Ernest Hemingway did more to change the style of English prose than any other writer in the twentieth century, and for his efforts he was awarded the Nobel Prize for literature in 1954. Hemingway wrote in short, declarative sentences and was known for his tough, terse prose. His main protagonists were always men and women of courage and conviction, who suffered unseen scars, both physical and emotional.

Hemingway was born July 21, 1899, in Oak Park, Illinois. After graduation from high school, he moved to Kansas City, Missouri, where he worked briefly for the Kansas City Star. Failing to qualify for the United States Army because of poor eyesight, he enlisted with the American Red Cross to drive ambulances in Italy. He was severely wounded on the Austrian front on July 9, 1918. Following recuperation in a Milan hospital, he returned home and became a freelance writer for the Toronto Star.

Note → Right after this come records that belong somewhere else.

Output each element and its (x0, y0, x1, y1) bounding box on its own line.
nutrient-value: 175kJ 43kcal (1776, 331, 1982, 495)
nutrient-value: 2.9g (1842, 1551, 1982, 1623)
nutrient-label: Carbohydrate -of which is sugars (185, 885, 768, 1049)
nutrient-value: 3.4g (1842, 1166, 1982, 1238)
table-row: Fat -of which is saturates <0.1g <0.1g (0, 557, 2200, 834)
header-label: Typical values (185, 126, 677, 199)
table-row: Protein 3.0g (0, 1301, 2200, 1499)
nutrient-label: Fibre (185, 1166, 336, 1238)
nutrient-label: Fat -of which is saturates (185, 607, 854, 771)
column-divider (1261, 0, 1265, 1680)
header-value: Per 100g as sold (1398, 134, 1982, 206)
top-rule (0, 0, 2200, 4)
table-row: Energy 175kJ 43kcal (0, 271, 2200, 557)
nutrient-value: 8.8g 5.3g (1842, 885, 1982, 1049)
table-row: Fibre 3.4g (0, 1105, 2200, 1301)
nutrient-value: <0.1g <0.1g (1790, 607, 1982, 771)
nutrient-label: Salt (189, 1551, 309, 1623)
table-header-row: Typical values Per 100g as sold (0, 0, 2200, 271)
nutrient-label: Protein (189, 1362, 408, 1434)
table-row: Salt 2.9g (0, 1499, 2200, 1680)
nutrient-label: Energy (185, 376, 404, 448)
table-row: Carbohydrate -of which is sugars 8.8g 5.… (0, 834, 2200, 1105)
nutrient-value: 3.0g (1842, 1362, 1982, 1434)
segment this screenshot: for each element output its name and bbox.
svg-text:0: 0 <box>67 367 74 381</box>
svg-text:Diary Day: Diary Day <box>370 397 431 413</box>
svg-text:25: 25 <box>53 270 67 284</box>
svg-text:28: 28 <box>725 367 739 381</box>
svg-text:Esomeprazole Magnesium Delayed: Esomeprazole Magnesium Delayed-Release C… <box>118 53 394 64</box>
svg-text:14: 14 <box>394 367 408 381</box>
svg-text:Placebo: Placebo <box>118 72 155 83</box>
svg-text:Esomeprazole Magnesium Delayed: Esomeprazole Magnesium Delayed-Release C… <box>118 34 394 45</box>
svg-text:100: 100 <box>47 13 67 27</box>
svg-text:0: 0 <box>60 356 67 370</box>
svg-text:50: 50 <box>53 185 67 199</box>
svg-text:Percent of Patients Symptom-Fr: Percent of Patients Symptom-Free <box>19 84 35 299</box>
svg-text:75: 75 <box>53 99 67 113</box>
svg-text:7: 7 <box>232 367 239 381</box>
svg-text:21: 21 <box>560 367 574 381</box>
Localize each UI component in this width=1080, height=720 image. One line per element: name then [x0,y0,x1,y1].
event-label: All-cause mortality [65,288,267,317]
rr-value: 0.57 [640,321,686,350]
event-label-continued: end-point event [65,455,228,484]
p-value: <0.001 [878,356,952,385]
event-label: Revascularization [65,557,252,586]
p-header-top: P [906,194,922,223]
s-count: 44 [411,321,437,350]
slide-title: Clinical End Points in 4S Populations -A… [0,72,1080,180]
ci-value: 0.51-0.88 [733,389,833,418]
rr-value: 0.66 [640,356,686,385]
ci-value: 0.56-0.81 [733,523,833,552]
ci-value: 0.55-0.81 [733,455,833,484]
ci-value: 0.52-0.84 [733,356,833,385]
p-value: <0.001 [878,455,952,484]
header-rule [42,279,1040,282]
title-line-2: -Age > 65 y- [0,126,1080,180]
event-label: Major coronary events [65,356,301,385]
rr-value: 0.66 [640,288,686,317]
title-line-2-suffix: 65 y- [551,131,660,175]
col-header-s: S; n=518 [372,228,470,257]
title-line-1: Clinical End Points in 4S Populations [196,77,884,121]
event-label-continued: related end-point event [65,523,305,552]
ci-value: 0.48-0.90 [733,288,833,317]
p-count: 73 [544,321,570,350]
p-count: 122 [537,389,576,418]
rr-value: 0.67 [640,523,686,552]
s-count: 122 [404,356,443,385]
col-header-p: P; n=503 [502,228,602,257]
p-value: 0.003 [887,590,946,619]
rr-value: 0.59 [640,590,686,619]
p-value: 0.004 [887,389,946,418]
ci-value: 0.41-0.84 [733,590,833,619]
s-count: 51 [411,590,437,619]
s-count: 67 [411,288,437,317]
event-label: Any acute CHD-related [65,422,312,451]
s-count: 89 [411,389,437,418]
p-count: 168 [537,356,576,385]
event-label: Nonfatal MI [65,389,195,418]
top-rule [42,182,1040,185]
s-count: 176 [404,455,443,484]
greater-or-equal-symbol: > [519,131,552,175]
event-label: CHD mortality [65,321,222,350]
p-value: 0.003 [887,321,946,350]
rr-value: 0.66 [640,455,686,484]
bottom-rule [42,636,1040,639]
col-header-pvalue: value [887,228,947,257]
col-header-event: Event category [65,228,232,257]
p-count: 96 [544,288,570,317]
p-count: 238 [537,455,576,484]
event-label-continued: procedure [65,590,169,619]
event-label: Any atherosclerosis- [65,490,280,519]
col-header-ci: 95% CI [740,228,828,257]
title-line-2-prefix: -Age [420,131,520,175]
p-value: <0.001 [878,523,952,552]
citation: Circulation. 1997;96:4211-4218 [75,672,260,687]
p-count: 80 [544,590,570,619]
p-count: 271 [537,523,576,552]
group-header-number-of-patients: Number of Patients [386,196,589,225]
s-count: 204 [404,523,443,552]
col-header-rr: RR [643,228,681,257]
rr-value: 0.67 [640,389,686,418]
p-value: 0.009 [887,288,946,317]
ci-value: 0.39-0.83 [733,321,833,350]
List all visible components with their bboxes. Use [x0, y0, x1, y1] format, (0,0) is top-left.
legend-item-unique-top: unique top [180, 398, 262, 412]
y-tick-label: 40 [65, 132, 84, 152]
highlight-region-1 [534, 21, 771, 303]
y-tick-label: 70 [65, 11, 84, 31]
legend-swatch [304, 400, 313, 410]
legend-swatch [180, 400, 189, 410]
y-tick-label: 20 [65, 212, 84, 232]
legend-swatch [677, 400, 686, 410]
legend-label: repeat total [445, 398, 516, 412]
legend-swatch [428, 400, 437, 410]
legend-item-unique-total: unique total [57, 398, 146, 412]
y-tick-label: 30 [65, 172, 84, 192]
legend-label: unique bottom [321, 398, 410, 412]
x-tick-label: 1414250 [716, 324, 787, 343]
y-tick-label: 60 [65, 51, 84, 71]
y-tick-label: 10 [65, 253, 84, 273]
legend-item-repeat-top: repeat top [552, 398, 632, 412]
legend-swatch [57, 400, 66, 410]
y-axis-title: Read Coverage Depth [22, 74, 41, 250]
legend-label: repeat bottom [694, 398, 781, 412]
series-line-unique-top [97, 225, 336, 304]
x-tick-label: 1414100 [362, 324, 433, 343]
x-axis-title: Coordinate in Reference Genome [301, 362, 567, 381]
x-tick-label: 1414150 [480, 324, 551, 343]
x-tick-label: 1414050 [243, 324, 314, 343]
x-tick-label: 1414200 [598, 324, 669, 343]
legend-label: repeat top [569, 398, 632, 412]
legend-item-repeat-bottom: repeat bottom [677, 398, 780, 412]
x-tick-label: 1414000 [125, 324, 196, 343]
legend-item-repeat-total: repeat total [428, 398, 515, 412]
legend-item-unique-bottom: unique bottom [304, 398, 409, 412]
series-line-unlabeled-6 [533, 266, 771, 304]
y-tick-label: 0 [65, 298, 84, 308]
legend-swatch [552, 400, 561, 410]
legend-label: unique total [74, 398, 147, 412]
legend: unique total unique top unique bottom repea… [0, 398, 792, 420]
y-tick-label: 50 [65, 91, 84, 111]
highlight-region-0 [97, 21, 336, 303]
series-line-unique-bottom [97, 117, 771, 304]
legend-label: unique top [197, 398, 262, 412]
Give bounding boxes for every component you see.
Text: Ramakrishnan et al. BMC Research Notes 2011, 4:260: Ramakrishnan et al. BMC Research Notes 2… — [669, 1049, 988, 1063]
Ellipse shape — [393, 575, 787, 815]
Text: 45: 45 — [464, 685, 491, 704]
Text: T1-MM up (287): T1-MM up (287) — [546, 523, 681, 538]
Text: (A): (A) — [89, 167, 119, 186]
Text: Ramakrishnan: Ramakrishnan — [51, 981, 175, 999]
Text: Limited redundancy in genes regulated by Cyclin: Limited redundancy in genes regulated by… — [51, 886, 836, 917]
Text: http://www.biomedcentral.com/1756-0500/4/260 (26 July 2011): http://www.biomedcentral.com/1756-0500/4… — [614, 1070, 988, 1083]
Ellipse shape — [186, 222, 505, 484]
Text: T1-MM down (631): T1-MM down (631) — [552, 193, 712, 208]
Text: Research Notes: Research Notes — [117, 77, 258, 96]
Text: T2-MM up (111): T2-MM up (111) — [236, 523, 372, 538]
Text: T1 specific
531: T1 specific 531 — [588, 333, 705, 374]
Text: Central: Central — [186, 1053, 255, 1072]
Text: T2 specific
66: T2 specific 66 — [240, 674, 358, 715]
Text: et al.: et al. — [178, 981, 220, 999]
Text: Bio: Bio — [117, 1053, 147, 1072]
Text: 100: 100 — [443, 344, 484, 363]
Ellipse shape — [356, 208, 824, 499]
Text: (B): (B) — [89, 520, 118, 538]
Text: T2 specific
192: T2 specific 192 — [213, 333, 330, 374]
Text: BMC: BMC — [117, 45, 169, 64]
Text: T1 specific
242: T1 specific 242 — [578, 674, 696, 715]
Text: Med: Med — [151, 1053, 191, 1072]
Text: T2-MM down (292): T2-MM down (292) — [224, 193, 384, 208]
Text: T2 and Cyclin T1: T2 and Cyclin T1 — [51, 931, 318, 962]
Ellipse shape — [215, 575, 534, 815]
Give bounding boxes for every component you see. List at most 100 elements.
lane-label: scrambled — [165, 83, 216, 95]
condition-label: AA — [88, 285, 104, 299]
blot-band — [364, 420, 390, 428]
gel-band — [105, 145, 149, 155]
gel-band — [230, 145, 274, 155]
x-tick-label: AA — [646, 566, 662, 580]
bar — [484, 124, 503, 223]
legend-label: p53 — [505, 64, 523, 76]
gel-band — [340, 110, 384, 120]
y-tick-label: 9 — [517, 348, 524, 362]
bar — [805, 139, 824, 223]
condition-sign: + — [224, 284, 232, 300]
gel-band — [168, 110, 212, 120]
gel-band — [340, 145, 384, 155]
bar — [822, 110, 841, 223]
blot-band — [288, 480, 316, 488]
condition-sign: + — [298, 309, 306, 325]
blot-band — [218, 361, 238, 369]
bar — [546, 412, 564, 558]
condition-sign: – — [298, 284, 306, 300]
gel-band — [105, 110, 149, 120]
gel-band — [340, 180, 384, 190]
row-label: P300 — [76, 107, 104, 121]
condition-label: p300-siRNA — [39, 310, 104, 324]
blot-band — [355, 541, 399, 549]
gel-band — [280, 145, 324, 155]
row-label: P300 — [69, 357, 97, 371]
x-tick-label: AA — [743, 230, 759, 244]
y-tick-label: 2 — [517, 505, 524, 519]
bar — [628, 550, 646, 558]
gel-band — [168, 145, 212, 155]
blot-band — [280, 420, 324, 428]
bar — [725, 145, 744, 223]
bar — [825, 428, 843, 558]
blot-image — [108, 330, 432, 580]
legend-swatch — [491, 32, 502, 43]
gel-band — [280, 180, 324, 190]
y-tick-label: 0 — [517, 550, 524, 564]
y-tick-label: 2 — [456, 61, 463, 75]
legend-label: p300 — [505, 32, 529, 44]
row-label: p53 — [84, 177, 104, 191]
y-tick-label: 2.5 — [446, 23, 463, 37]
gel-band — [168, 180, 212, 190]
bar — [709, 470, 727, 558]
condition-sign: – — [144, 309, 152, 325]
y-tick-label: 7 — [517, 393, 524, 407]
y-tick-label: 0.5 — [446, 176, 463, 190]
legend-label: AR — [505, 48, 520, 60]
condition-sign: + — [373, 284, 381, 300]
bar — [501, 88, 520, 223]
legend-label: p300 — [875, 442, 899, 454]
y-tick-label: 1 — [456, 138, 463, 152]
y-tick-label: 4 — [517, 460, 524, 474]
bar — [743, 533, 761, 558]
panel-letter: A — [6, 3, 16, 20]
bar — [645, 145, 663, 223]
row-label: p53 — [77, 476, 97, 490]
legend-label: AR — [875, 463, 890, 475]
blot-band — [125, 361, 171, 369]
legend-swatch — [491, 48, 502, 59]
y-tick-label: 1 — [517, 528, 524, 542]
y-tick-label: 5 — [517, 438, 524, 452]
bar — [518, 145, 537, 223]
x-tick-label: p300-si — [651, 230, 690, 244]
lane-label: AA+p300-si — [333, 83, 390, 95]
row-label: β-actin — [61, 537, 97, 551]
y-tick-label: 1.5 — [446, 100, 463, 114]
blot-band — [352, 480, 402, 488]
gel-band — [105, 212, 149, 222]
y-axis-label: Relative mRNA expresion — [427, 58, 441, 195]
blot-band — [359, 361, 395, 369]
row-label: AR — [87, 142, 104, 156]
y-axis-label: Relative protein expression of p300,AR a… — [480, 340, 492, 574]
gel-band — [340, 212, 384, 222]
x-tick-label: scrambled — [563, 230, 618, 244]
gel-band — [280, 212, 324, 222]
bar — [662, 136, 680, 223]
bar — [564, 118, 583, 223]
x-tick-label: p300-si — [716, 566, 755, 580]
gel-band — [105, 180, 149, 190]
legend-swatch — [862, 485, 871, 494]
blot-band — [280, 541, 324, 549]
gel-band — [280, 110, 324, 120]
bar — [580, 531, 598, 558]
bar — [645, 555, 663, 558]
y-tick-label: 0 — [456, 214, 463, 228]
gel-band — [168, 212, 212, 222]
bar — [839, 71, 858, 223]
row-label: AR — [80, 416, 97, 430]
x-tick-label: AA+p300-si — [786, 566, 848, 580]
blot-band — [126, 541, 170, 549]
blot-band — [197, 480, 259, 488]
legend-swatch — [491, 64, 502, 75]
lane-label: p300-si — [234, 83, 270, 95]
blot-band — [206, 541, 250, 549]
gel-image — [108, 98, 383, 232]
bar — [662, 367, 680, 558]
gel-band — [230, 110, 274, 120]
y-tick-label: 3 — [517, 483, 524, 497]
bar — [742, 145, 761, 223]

In December of 1921, he sailed to France and joined an expatriate community of writers and artists in Paris while continuing to write for the Toronto Star. He began his fiction career with "little magazines" and small presses, which led to a volume of short stories, In Our Time (1925).

Then, as a novelist, he gained international fame: The Sun Also Rises (1926) and A Farewell to Arms (1929) established Hemingway as the most important and influential fiction writer of his generation. He covered the Spanish Civil War, portraying it in fiction in his brilliant novel For Whom the Bell Tolls, (1940), which continued to affirm his extraordinary career. He subsequently covered World War II.

Hemingway's highly publicized life gave him unrivaled celebrity as a literary figure. He became an authority on the subjects of his art: trout fishing, bullfighting, big-game hunting, and deep-sea fishing, and the cultures of the regions in which he set his work—France, Italy, Spain, Cuba, and Africa.

The Old Man and the Sea (1952) earned him the Pulitzer Prize and was instrumental in his being awarded the Nobel Prize in 1954. Hemingway died in Ketchum, Idaho, on July 2, 1961. (Adapted from the publisher.)